“Fear the Cheese.” So says the sign on the swinging “Out” door to Vincent’s kitchen. Vincent Francoual, founder and namesake of the well regarded Nicollet Mall restaurant, sports a white chef’s coat whose right pectoral is emblazoned in blue script, “Le Grande Fromage.”
As would Poirot, Sherlock, and Monk, we deduce . . . fear Vincent.
“We” is my giddy foodie group. It’s late Saturday morning. We’ve won a silent auction chef’s lunch. We’re dining at one of “those” places where it’s said, the chefs go. It’s drizzling outside on Osmo Vänskä’s fantastic Orchestra Hall mural, people are running past our windows shoulders hunched, but we have a warm and cozy Vincent all to ourselves this day.
I ask Vincent about the cheesy messaging on his coat. He grins and says, “At home my wife calls me ‘Le Petite Fromage.’ ” So it goes.
The menu for our lunch opens with mushroom risotto. We’ve been waved into the kitchen to begin cooking. A young Mediterranean man in our group, a true chef in his own right, is handed the spatula to weave the Arborio rice, movements demonstrated and dictated by Vincent in order to avoid having the risotto become . . . “mooshy.” Vincent’s southern French accent spices the kitchen banter, adding a charming theatric. I lament the fact that we didn’t video this for mspmag.com and Vincent suggests it’s for the best, that his broken English would likely require subtitles.
Vincent ignites the gas with a small piece of paper he pulls from a credit card machine. He touches it to the pilot light. Quaint, but effective. Off we go! The heat rising from the ovens has us all breaking a sweat. The Cheese stays cool.

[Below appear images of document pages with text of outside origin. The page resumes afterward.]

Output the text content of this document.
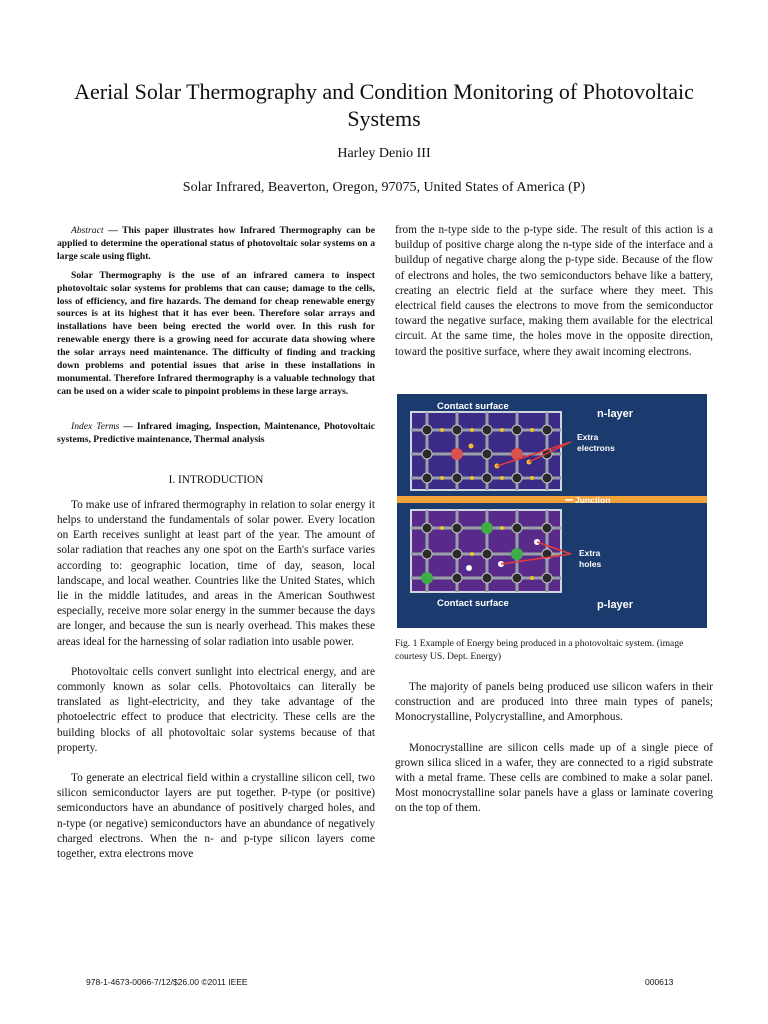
Aerial Solar Thermography and Condition Monitoring of Photovoltaic Systems
Harley Denio III
Solar Infrared, Beaverton, Oregon, 97075, United States of America (P)
Abstract — This paper illustrates how Infrared Thermography can be applied to determine the operational status of photovoltaic solar systems on a large scale using flight.
Solar Thermography is the use of an infrared camera to inspect photovoltaic solar systems for problems that can cause; damage to the cells, loss of efficiency, and fire hazards. The demand for cheap renewable energy sources is at its highest that it has ever been. Therefore solar arrays and installations have been being erected the world over. In this rush for renewable energy there is a growing need for accurate data showing where the solar arrays need maintenance. The difficulty of finding and tracking down problems and potential issues that arise in these installations in monumental. Therefore Infrared thermography is a valuable technology that can be used on a wider scale to pinpoint problems in these large arrays.
Index Terms — Infrared imaging, Inspection, Maintenance, Photovoltaic systems, Predictive maintenance, Thermal analysis
I. INTRODUCTION

To make use of infrared thermography in relation to solar energy it helps to understand the fundamentals of solar power. Every location on Earth receives sunlight at least part of the year. The amount of solar radiation that reaches any one spot on the Earth's surface varies according to: geographic location, time of day, season, local landscape, and local weather. Countries like the United States, which lie in the middle latitudes, and areas in the American Southwest especially, receive more solar energy in the summer because the days are longer, and because the sun is nearly overhead. This makes these areas ideal for the harnessing of solar radiation into usable power.

Photovoltaic cells convert sunlight into electrical energy, and are commonly known as solar cells. Photovoltaics can literally be translated as light-electricity, and they take advantage of the photoelectric effect to produce that electricity. These cells are the building blocks of all photovoltaic solar systems because of that property.

To generate an electrical field within a crystalline silicon cell, two silicon semiconductor layers are put together. P-type (or positive) semiconductors have an abundance of positively charged holes, and n-type (or negative) semiconductors have an abundance of negatively charged electrons. When the n- and p-type silicon layers come together, extra electrons move

from the n-type side to the p-type side. The result of this action is a buildup of positive charge along the n-type side of the interface and a buildup of negative charge along the p-type side. Because of the flow of electrons and holes, the two semiconductors behave like a battery, creating an electric field at the surface where they meet. This electrical field causes the electrons to move from the semiconductor toward the negative surface, making them available for the electrical circuit. At the same time, the holes move in the opposite direction, toward the positive surface, where they await incoming electrons.

Contact surface
n-layer
Extra
electrons
Junction
Extra
holes
Contact surface	p-layer
Fig. 1 Example of Energy being produced in a photovoltaic system. (image courtesy US. Dept. Energy)

The majority of panels being produced use silicon wafers in their construction and are produced into three main types of panels; Monocrystalline, Polycrystalline, and Amorphous.

Monocrystalline are silicon cells made up of a single piece of grown silica sliced in a wafer, they are connected to a rigid substrate with a metal frame. These cells are combined to make a solar panel. Most monocrystalline solar panels have a glass or laminate covering on the top of them.

978-1-4673-0066-7/12/$26.00 ©2011 IEEE	000613
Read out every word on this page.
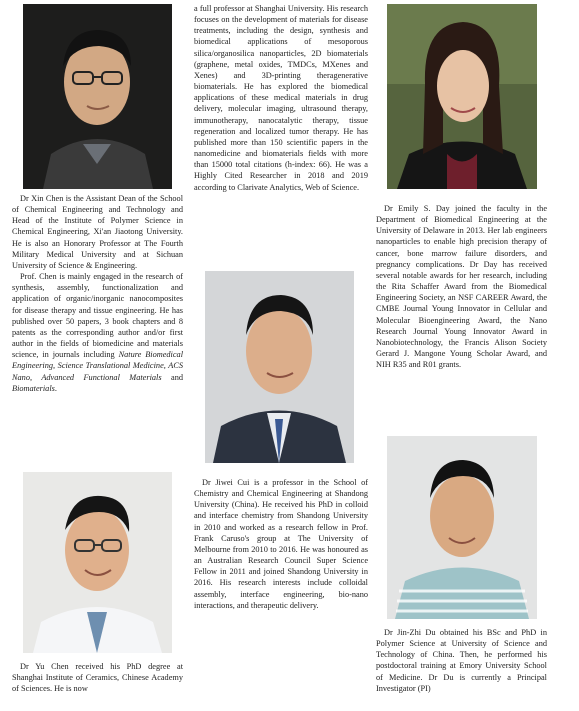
Dr Xin Chen is the Assistant Dean of the School of Chemical Engineering and Technology and Head of the Institute of Polymer Science in Chemical Engineering, Xi'an Jiaotong University. He is also an Honorary Professor at The Fourth Military Medical University and at Sichuan University of Science & Engineering.

Prof. Chen is mainly engaged in the research of synthesis, assembly, functionalization and application of organic/inorganic nanocomposites for disease therapy and tissue engineering. He has published over 50 papers, 3 book chapters and 8 patents as the corresponding author and/or first author in the fields of biomedicine and materials science, in journals including Nature Biomedical Engineering, Science Translational Medicine, ACS Nano, Advanced Functional Materials and Biomaterials.

Dr Yu Chen received his PhD degree at Shanghai Institute of Ceramics, Chinese Academy of Sciences. He is now

a full professor at Shanghai University. His research focuses on the development of materials for disease treatments, including the design, synthesis and biomedical applications of mesoporous silica/organosilica nanoparticles, 2D biomaterials (graphene, metal oxides, TMDCs, MXenes and Xenes) and 3D-printing theragenerative biomaterials. He has explored the biomedical applications of these medical materials in drug delivery, molecular imaging, ultrasound therapy, immunotherapy, nanocatalytic therapy, tissue regeneration and localized tumor therapy. He has published more than 150 scientific papers in the nanomedicine and biomaterials fields with more than 15000 total citations (h-index: 66). He was a Highly Cited Researcher in 2018 and 2019 according to Clarivate Analytics, Web of Science.

Dr Jiwei Cui is a professor in the School of Chemistry and Chemical Engineering at Shandong University (China). He received his PhD in colloid and interface chemistry from Shandong University in 2010 and worked as a research fellow in Prof. Frank Caruso's group at The University of Melbourne from 2010 to 2016. He was honoured as an Australian Research Council Super Science Fellow in 2011 and joined Shandong University in 2016. His research interests include colloidal assembly, interface engineering, bio-nano interactions, and therapeutic delivery.

Dr Emily S. Day joined the faculty in the Department of Biomedical Engineering at the University of Delaware in 2013. Her lab engineers nanoparticles to enable high precision therapy of cancer, bone marrow failure disorders, and pregnancy complications. Dr Day has received several notable awards for her research, including the Rita Schaffer Award from the Biomedical Engineering Society, an NSF CAREER Award, the CMBE Journal Young Innovator in Cellular and Molecular Bioengineering Award, the Nano Research Journal Young Innovator Award in Nanobiotechnology, the Francis Alison Society Gerard J. Mangone Young Scholar Award, and NIH R35 and R01 grants.

Dr Jin-Zhi Du obtained his BSc and PhD in Polymer Science at University of Science and Technology of China. Then, he performed his postdoctoral training at Emory University School of Medicine. Dr Du is currently a Principal Investigator (PI)
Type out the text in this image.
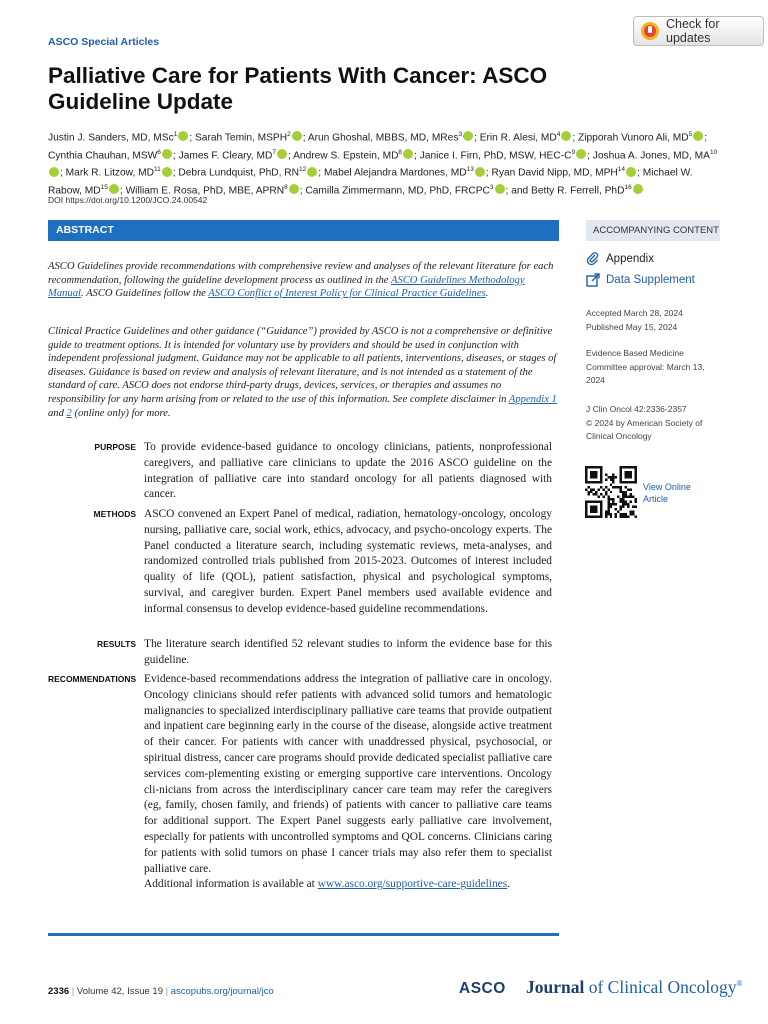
ASCO Special Articles
Check for updates
Palliative Care for Patients With Cancer: ASCO Guideline Update
Justin J. Sanders, MD, MSc$^1$ ; Sarah Temin, MSPH$^2$ ; Arun Ghoshal, MBBS, MD, MRes$^3$ ; Erin R. Alesi, $MD^4$ ; Zipporah Vunoro Ali, $MD^5$ ; Cynthia Chauhan, MSW$^6$ ; James F. Cleary, $MD^7$ ; Andrew S. Epstein, $MD^8$ ; Janice I. Firn, PhD, MSW, HEC-$C^9$ ; Joshua A. Jones, MD, MA$^{10}$; Mark R. Litzow, MD$^{11}$ ; Debra Lundquist, PhD, RN$^{12}$ ; Mabel Alejandra Mardones, MD$^{13}$ ; Ryan David Nipp, MD, MPH$^{14}$ ; Michael W. Rabow, MD$^{15}$ ; William E. Rosa, PhD, MBE, APRN$^8$ ; Camilla Zimmermann, MD, PhD, FRCPC$^3$ ; and Betty R. Ferrell, PhD$^{16}$
DOI https://doi.org/10.1200/JCO.24.00542
ABSTRACT	ACCOMPANYING CONTENT

ASCO Guidelines provide recommendations with comprehensive review and analyses of the relevant literature for each recommendation, following the guideline development process as outlined in the ASCO Guidelines Methodology Manual. ASCO Guidelines follow the ASCO Conflict of Interest Policy for Clinical Practice Guidelines.

Clinical Practice Guidelines and other guidance (“Guidance”) provided by ASCO is not a comprehensive or definitive guide to treatment options. It is intended for voluntary use by providers and should be used in conjunction with independent professional judgment. Guidance may not be applicable to all patients, interventions, diseases, or stages of diseases. Guidance is based on review and analysis of relevant literature, and is not intended as a statement of the standard of care. ASCO does not endorse third-party drugs, devices, services, or therapies and assumes no responsibility for any harm arising from or related to the use of this information. See complete disclaimer in Appendix 1 and 2 (online only) for more.

PURPOSE To provide evidence-based guidance to oncology clinicians, patients, nonprofessional caregivers, and palliative care clinicians to update the 2016 ASCO guideline on the integration of palliative care into standard oncology for all patients diagnosed with cancer.
METHODS ASCO convened an Expert Panel of medical, radiation, hematology-oncology, oncology nursing, palliative care, social work, ethics, advocacy, and psycho-oncology experts. The Panel conducted a literature search, including systematic reviews, meta-analyses, and randomized controlled trials published from 2015-2023. Outcomes of interest included quality of life (QOL), patient satisfaction, physical and psychological symptoms, survival, and caregiver burden. Expert Panel members used available evidence and informal consensus to develop evidence-based guideline recommendations.
RESULTS The literature search identified 52 relevant studies to inform the evidence base for this guideline.
RECOMMENDATIONS Evidence-based recommendations address the integration of palliative care in oncology. Oncology clinicians should refer patients with advanced solid tumors and hematologic malignancies to specialized interdisciplinary palliative care teams that provide outpatient and inpatient care beginning early in the course of the disease, alongside active treatment of their cancer. For patients with cancer with unaddressed physical, psychosocial, or spiritual distress, cancer care programs should provide dedicated specialist palliative care services com-plementing existing or emerging supportive care interventions. Oncology cli-nicians from across the interdisciplinary cancer care team may refer the caregivers (eg, family, chosen family, and friends) of patients with cancer to palliative care teams for additional support. The Expert Panel suggests early palliative care involvement, especially for patients with uncontrolled symptoms and QOL concerns. Clinicians caring for patients with solid tumors on phase I cancer trials may also refer them to specialist palliative care.
Additional information is available at www.asco.org/supportive-care-guidelines.
Appendix
Data Supplement
Accepted March 28, 2024
Published May 15, 2024
Evidence Based Medicine Committee approval: March 13, 2024
J Clin Oncol 42:2336-2357
© 2024 by American Society of Clinical Oncology
View Online Article
2336 | Volume 42, Issue 19 | ascopubs.org/journal/jco	ASCO Journal of Clinical Oncology®
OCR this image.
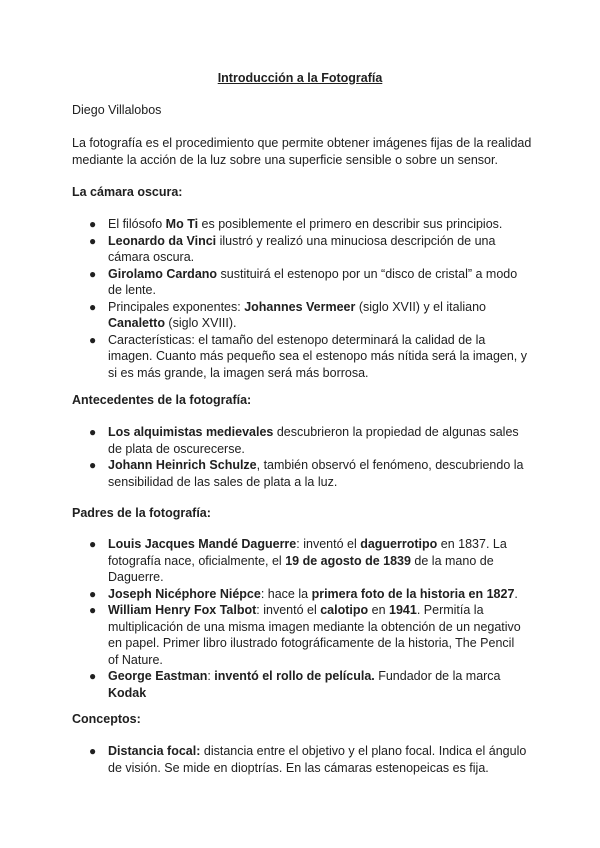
Introducción a la Fotografía
Diego Villalobos
La fotografía es el procedimiento que permite obtener imágenes fijas de la realidad mediante la acción de la luz sobre una superficie sensible o sobre un sensor.
La cámara oscura:
● El filósofo Mo Ti es posiblemente el primero en describir sus principios.
● Leonardo da Vinci ilustró y realizó una minuciosa descripción de una cámara oscura.
● Girolamo Cardano sustituirá el estenopo por un “disco de cristal” a modo de lente.
● Principales exponentes: Johannes Vermeer (siglo XVII) y el italiano Canaletto (siglo XVIII).
● Características: el tamaño del estenopo determinará la calidad de la imagen. Cuanto más pequeño sea el estenopo más nítida será la imagen, y si es más grande, la imagen será más borrosa.
Antecedentes de la fotografía:
● Los alquimistas medievales descubrieron la propiedad de algunas sales de plata de oscurecerse.
● Johann Heinrich Schulze, también observó el fenómeno, descubriendo la sensibilidad de las sales de plata a la luz.
Padres de la fotografía:
● Louis Jacques Mandé Daguerre: inventó el daguerrotipo en 1837. La fotografía nace, oficialmente, el 19 de agosto de 1839 de la mano de Daguerre.
● Joseph Nicéphore Niépce: hace la primera foto de la historia en 1827.
● William Henry Fox Talbot: inventó el calotipo en 1941. Permitía la multiplicación de una misma imagen mediante la obtención de un negativo en papel. Primer libro ilustrado fotográficamente de la historia, The Pencil of Nature.
● George Eastman: inventó el rollo de película. Fundador de la marca Kodak
Conceptos:
● Distancia focal: distancia entre el objetivo y el plano focal. Indica el ángulo de visión. Se mide en dioptrías. En las cámaras estenopeicas es fija.
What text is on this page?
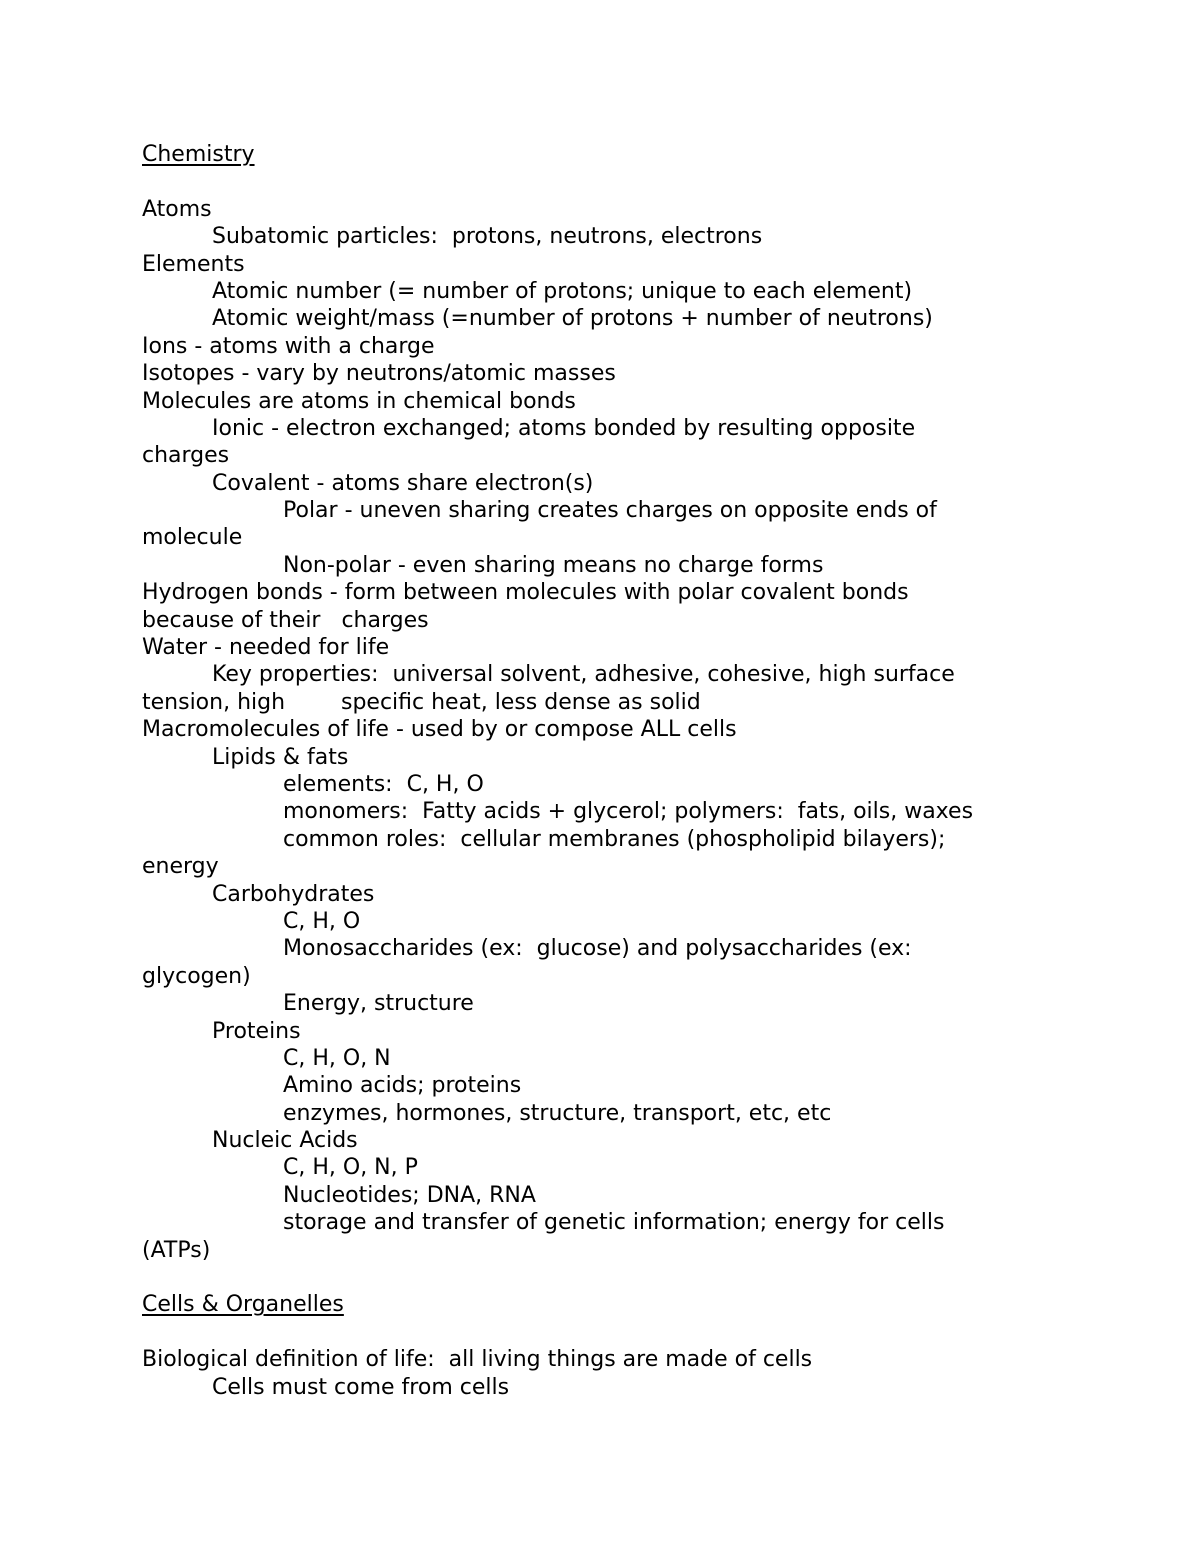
Chemistry
Atoms
Subatomic particles:  protons, neutrons, electrons
Elements
Atomic number (= number of protons; unique to each element)
Atomic weight/mass (=number of protons + number of neutrons)
Ions - atoms with a charge
Isotopes - vary by neutrons/atomic masses
Molecules are atoms in chemical bonds
Ionic - electron exchanged; atoms bonded by resulting opposite
charges
Covalent - atoms share electron(s)
Polar - uneven sharing creates charges on opposite ends of
molecule
Non-polar - even sharing means no charge forms
Hydrogen bonds - form between molecules with polar covalent bonds
because of their   charges
Water - needed for life
Key properties:  universal solvent, adhesive, cohesive, high surface
tension, high	specific heat, less dense as solid
Macromolecules of life - used by or compose ALL cells
Lipids & fats
elements:  C, H, O
monomers:  Fatty acids + glycerol; polymers:  fats, oils, waxes
common roles:  cellular membranes (phospholipid bilayers);
energy
Carbohydrates
C, H, O
Monosaccharides (ex:  glucose) and polysaccharides (ex:
glycogen)
Energy, structure
Proteins
C, H, O, N
Amino acids; proteins
enzymes, hormones, structure, transport, etc, etc
Nucleic Acids
C, H, O, N, P
Nucleotides; DNA, RNA
storage and transfer of genetic information; energy for cells
(ATPs)
Cells & Organelles
Biological definition of life:  all living things are made of cells
Cells must come from cells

Our young foodie, stirring in sun-dried tomatoes, leeks, butter, cream, more butter, mascarpone, and yet more butter has already burned his now reddened hands on the steam rising from the risotto. We talk about Bill Buford’s book, Heat, and the inevitable burns that result from cooking. Mario Batali’s line cooks literally steam the skin from their hands and singe off most arm and facial hair. It goes with the territory. Batali insists “it’s only heat.” As though choreographed to our conversation, in tumbles one of the restaurant’s line chefs, nicknamed "The Crab" because of the series of burn marks up and down his arms. From a distance, they resemble the red stripes on a marine sergeant’s uniform. Art has a price. And, Gustibus for the rest of us. You have to dig what plays in these kitchens. Spend an afternoon with these whirling dervishes as they mix and twirl and splatter and, well . . . paint. Exaggeration? Perhaps. Although I am no more dazzled by a Monet, a Grizzly Bear song, or a Keillor monologue than I am by this meal. It’s just good to be dazzled, regardless of the art form. The improvisation, the tempo, the organics of Vincent and chefs like him is . . . jazz.
Jason Englehart, Vincent’s sous chef, is telling us about fish—where he buys it, and more importantly, why. He talks of despoiling fishing habitats and how the catch can be done right. He supports “right” by where he buys his fish and produce. Vincent chimes, “Read Michael Pollan’s Omnivore’s Dilemma. I had. If you haven’t, you should.
Madeleine cookies just came out of the oven. Scallops are being seared. The risotto is an exquisite blowout, and the Pacherenc Vincent chose pairs perfectly. Where did he find it? Phil at Lake Street Liquors will steer you to this hard-to-find French white.
Desmond’s “dry martini” alto could be the soundtrack for this moment. If food were music, this is Miles doing “Freddie the Freeloader.” These are unadulterated great eats. The scallops just hit the linen whites, and out comes a ’97 pinot noir from Morogues Loire, Menetou Salon. Crazy.
We’re with the Big Cheese on this day when food is jazz. Feel the heat, bless yourself, life is good.